SIJUK – Balai Pemasyarakatan (Bapas) Kelas II Tanjungpandan terus menghadirkan inovasi yang berdampak langsung bagi masyarakat melalui program Bekisah (Bapas Berkunjung dan Menginspirasi Sekolah). Kali ini, program tersebut menyapa siswa SD Negeri 4 Sijuk yang berada di Dusun Aik Kalak, Desa Pelepak Putih, Kamis (18/12). Sekolah ini terletak di wilayah paling ujung Kabupaten Belitung dan berbatasan langsung dengan Kecamatan Kelapa Kampit, Kabupaten Belitung Timur.
Dengan jumlah siswa hanya 46 orang, SD Negeri 4 Sijuk dipilih sebagai wujud komitmen Bapas Tanjungpandan bahwa kehadiran negara, khususnya Pemasyarakatan, tidak hanya dirasakan di pusat kota, tetapi juga menjangkau wilayah pelosok. Kehadiran petugas Bapas bersama peserta Magang Nasional disambut antusias dan menjadi suntikan semangat baru bagi para siswa.
Kepala Bapas Tanjungpandan melalui Kepala Sub Seksi Bimbingan Klien Anak, Bobby Revananda, menjelaskan bahwa Bekisah merupakan inovasi edukatif dan humanis yang menggabungkan pengenalan tugas Pemasyarakatan dengan penguatan nilai karakter anak sejak dini.
“Melalui Bekisah, Bapas hadir tidak hanya mengenalkan tugas dan fungsi Pemasyarakatan, khususnya Bapas, tetapi juga membawa pesan penting tentang semangat pendidikan, anti perundungan, dan anti kekerasan di sekolah.

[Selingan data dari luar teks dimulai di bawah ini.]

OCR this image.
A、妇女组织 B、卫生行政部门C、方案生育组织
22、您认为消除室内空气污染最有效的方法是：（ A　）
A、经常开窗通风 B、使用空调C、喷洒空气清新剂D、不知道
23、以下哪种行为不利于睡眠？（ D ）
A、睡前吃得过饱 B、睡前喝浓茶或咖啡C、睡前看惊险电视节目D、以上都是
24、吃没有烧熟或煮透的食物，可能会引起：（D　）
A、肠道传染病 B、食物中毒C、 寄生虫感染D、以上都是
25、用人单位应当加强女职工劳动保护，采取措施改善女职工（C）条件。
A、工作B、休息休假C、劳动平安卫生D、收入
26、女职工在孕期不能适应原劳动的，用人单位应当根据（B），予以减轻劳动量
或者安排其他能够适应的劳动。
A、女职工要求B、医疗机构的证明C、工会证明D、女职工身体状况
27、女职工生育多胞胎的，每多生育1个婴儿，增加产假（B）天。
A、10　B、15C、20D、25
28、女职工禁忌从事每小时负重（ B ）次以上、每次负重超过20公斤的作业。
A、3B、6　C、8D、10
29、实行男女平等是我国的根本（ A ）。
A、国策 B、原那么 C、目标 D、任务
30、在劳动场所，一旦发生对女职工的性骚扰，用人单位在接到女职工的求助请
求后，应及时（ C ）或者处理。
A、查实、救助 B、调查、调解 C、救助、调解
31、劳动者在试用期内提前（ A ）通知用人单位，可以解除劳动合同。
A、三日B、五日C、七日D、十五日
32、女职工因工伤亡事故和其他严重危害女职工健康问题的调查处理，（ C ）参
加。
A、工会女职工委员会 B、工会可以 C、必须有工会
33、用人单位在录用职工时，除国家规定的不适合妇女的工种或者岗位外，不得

Kami ingin memastikan pesan ini sampai ke seluruh anak Indonesia, tidak hanya di kota, tetapi juga hingga ke pelosok,” ujar Bobby.
Ia menambahkan, kegiatan ini sejalan dengan moto Pemasyarakatan PASTI Bermanfaat untuk Masyarakat, di mana kehadiran Bapas diharapkan mampu memberi inspirasi dan motivasi nyata bagi generasi muda.
Kegiatan Bekisah dikemas secara interaktif dan menyenangkan. Pesan anti bullying disampaikan melalui Lagu Anti Bully yang dinyanyikan bersama secara kompak dan penuh semangat. Para petugas Bapas juga berperan sebagai guru sehari, masuk ke kelas-kelas, berinteraksi langsung dengan siswa, berbagi cerita, serta menanamkan keberanian untuk bermimpi dan bercita-cita.
Selain itu, Bapas Tanjungpandan turut menyerahkan bantuan berupa alat tulis kantor (ATK) untuk menunjang operasional sekolah serta buku tulis bagi siswa kurang mampu sebagai bentuk kepedulian terhadap dunia pendidikan.
Salah satu siswa kelas V, Kenzie, mengaku senang dan termotivasi dengan kehadiran Bapas di sekolahnya.

“Saya senang sekali kakak-kakak dari Bapas datang ke sekolah. Jadi tambah semangat sekolah. Saya bercita-cita punya restoran sendiri dan jadi kokinya. Nanti kalau bisa, saya juga mau jadi menteri,” ujarnya penuh percaya diri.
Sementara itu, Kepala SD Negeri 4 Sijuk, Apri Judistira, menyampaikan apresiasi dan rasa terima kasih atas perhatian Bapas Tanjungpandan.
“Dengan jumlah siswa yang sedikit dan lokasi sekolah yang jauh dari kota bahkan dari kecamatan, kehadiran Bapas memberi kebahagiaan tersendiri. Anak-anak menjadi lebih semangat dan mendapatkan pengalaman berharga,” ungkapnya.
Kegiatan ditutup dengan momen simbolis “Melempar Pesawat Cita-Cita”, di mana siswa menuliskan impian mereka pada secarik kertas yang dilipat menjadi pesawat dan diterbangkan bersama. Filosofinya, setiap anak berhak memiliki mimpi setinggi langit dan dengan pendidikan serta dukungan bersama, mimpi itu akan menemukan jalannya.
Perpisahan menjadi momen paling mengharukan. Saat tim Bapas Tanjungpandan berpamitan, para siswa berdiri di halaman sekolah sambil melambaikan tangan dengan senyum ceria, mengiringi kepulangan para “guru sehari” yang telah meninggalkan jejak inspirasi dan harapan di ujung Belitung.